Sarah Lee Marks (MyCarLady.com), an independent auto buyers agent and car consumer advocate who also works with dealers and manufacturers on training, brand marketing and digital positioning offered the following response: Today so many components are supplied by one supplier to many brands, when it fails it fails for everyone, so all the products are tainted by a recall campaign. A joint venture at the manufacturer level might actually insure a better product down the line.
Auto Industry Cooperation
Beyond the high-profile news-making collaborations of late, we also wondered are there other areas where companies might cooperate? Torsten Maschke, President, Automotive Sales and Marketing, Freudenberg Sealing Technologies, offered his input.

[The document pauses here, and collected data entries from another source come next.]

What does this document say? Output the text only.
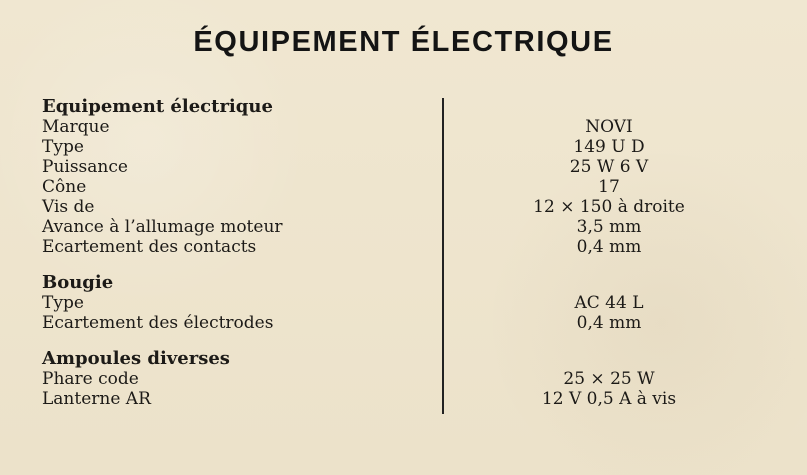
ÉQUIPEMENT ÉLECTRIQUE
Equipement électrique
Marque
Type
Puissance
Cône
Vis de
Avance à l’allumage moteur
Ecartement des contacts
Bougie
Type
Ecartement des électrodes
Ampoules diverses
Phare code
Lanterne AR
NOVI
149 U D
25 W 6 V
17
12 × 150 à droite
3,5 mm
0,4 mm
AC 44 L
0,4 mm
25 × 25 W
12 V 0,5 A à vis
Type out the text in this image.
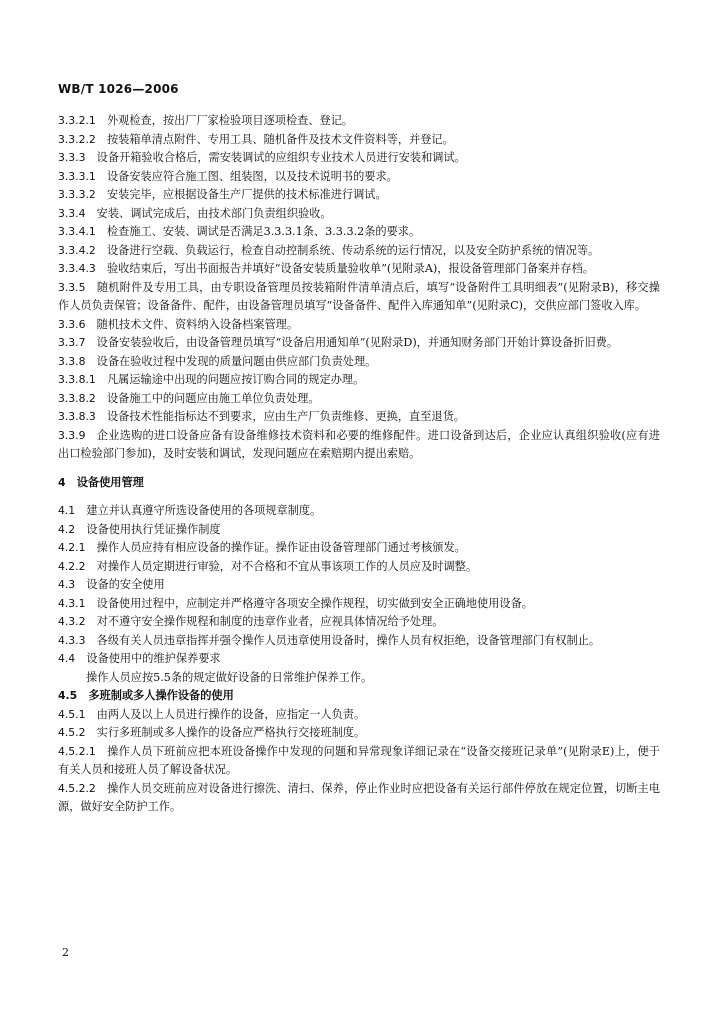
WB/T 1026—2006

3.3.2.1  外观检查，按出厂厂家检验项目逐项检查、登记。

3.3.2.2  按装箱单清点附件、专用工具、随机备件及技术文件资料等，并登记。

3.3.3  设备开箱验收合格后，需安装调试的应组织专业技术人员进行安装和调试。

3.3.3.1  设备安装应符合施工图、组装图，以及技术说明书的要求。

3.3.3.2  安装完毕，应根据设备生产厂提供的技术标准进行调试。

3.3.4  安装、调试完成后，由技术部门负责组织验收。

3.3.4.1  检查施工、安装、调试是否满足3.3.3.1条、3.3.3.2条的要求。

3.3.4.2  设备进行空载、负载运行，检查自动控制系统、传动系统的运行情况，以及安全防护系统的情况等。

3.3.4.3  验收结束后，写出书面报告并填好“设备安装质量验收单”(见附录A)，报设备管理部门备案并存档。

3.3.5  随机附件及专用工具，由专职设备管理员按装箱附件清单清点后，填写“设备附件工具明细表”(见附录B)，移交操作人员负责保管；设备备件、配件，由设备管理员填写“设备备件、配件入库通知单”(见附录C)，交供应部门签收入库。

3.3.6  随机技术文件、资料纳入设备档案管理。

3.3.7  设备安装验收后，由设备管理员填写“设备启用通知单”(见附录D)，并通知财务部门开始计算设备折旧费。

3.3.8  设备在验收过程中发现的质量问题由供应部门负责处理。

3.3.8.1  凡属运输途中出现的问题应按订购合同的规定办理。

3.3.8.2  设备施工中的问题应由施工单位负责处理。

3.3.8.3  设备技术性能指标达不到要求，应由生产厂负责维修、更换，直至退货。

3.3.9  企业选购的进口设备应备有设备维修技术资料和必要的维修配件。进口设备到达后，企业应认真组织验收(应有进出口检验部门参加)，及时安装和调试，发现问题应在索赔期内提出索赔。

4  设备使用管理

4.1  建立并认真遵守所选设备使用的各项规章制度。

4.2  设备使用执行凭证操作制度

4.2.1  操作人员应持有相应设备的操作证。操作证由设备管理部门通过考核颁发。

4.2.2  对操作人员定期进行审验，对不合格和不宜从事该项工作的人员应及时调整。

4.3  设备的安全使用

4.3.1  设备使用过程中，应制定并严格遵守各项安全操作规程，切实做到安全正确地使用设备。

4.3.2  对不遵守安全操作规程和制度的违章作业者，应视具体情况给予处理。

4.3.3  各级有关人员违章指挥并强令操作人员违章使用设备时，操作人员有权拒绝，设备管理部门有权制止。

4.4  设备使用中的维护保养要求

操作人员应按5.5条的规定做好设备的日常维护保养工作。

4.5  多班制或多人操作设备的使用

4.5.1  由两人及以上人员进行操作的设备，应指定一人负责。

4.5.2  实行多班制或多人操作的设备应严格执行交接班制度。

4.5.2.1  操作人员下班前应把本班设备操作中发现的问题和异常现象详细记录在“设备交接班记录单”(见附录E)上，便于有关人员和接班人员了解设备状况。

4.5.2.2  操作人员交班前应对设备进行擦洗、清扫、保养，停止作业时应把设备有关运行部件停放在规定位置，切断主电源，做好安全防护工作。

2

Said Maschke, While collaboration has become, in my mind, a business imperative, it also remains a complex, complicated means of leveraging research, talent, systems and solutions. Suppliers are protective of their independence but need to very clearly understand and communicate their position in the market. When they collaborate with their customers, there is a mutual expectation that their intellectual property will be protected and secure in the relationship. When a customer is concerned that collaboration might lead to a loss of competitive advantage, even if this concern is unfounded, the relationship is likely to go awry. For example, when Magna tried to become an OEM by taking over Opel, other OEMs were extremely concerned about their IP falling into the hands of a potential competitor and they abandoned projects with Magna.

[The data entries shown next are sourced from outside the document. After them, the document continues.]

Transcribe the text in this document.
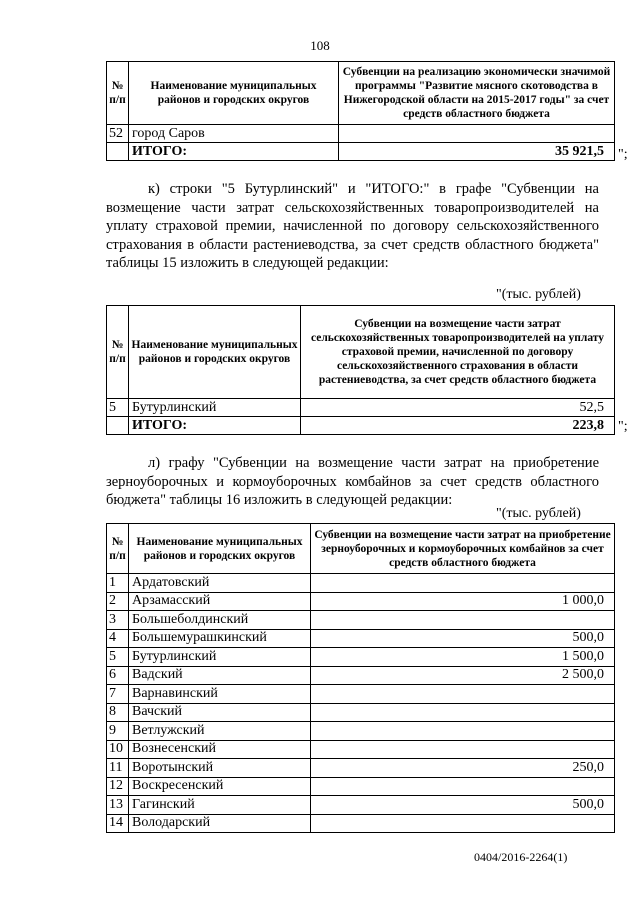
108
№ п/п	Наименование муниципальных районов и городских округов	Субвенции на реализацию экономически значимой программы "Развитие мясного скотоводства в Нижегородской области на 2015-2017 годы" за счет средств областного бюджета
52	город Саров	
	ИТОГО:	35 921,5 ";
к) строки "5 Бутурлинский" и "ИТОГО:" в графе "Субвенции на возмещение части затрат сельскохозяйственных товаропроизводителей на уплату страховой премии, начисленной по договору сельскохозяйственного страхования в области растениеводства, за счет средств областного бюджета" таблицы 15 изложить в следующей редакции:
"(тыс. рублей)
№ п/п	Наименование муниципальных районов и городских округов	Субвенции на возмещение части затрат сельскохозяйственных товаропроизводителей на уплату страховой премии, начисленной по договору сельскохозяйственного страхования в области растениеводства, за счет средств областного бюджета
5	Бутурлинский	52,5
	ИТОГО:	223,8 ";
л) графу "Субвенции на возмещение части затрат на приобретение зерноуборочных и кормоуборочных комбайнов за счет средств областного бюджета" таблицы 16 изложить в следующей редакции:
"(тыс. рублей)
№ п/п	Наименование муниципальных районов и городских округов	Субвенции на возмещение части затрат на приобретение зерноуборочных и кормоуборочных комбайнов за счет средств областного бюджета
1	Ардатовский	
2	Арзамасский	1 000,0
3	Большеболдинский	
4	Большемурашкинский	500,0
5	Бутурлинский	1 500,0
6	Вадский	2 500,0
7	Варнавинский	
8	Вачский	
9	Ветлужский	
10	Вознесенский	
11	Воротынский	250,0
12	Воскресенский	
13	Гагинский	500,0
14	Володарский	
0404/2016-2264(1)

He added, There are, of course, examples where this kind of thing has worked. SGL Carbon in Europe is an example. The company is jointly owned by BMW and Volkswagen and supplies both companies with critical technology solutions. In general, however, these kinds of collaborative arrangements work best when the technology the supplier brings to the table is unique and arrives early in the life cycle development process. In the case of mature products, just the opposite can occur OEMs can sever their relationship with their own in-house supplier development organizations (GM-Delphi, Ford-Visteon) because they cannot leverage enough capability, cost savings and profits from these relationships.
The Consolidation Factor
Collaboration may not always be possible especially in an industry that is also consolidating. PRISM Plastics has grown its business from $9 million in sales in 2009 to more than $25 million in booked business this year and has done so as other suppliers have consolidated. This injection molding company is a Tier 2 supplier that works with Takata, Autoliv, Key Safety, by providing difficult to mold parts that keep its customers coming back for more.
PRISMs co-owner and vice-president, Gerry Phillips, is confident that even if an OEM switches Tier 1 suppliers that it will pick up enough business elsewhere to maintain its position. Instead of collaboration and consolidation being driving factors, maintaining a competitive edge may help niche manufacturers such as PRISM not just survive, but thrive.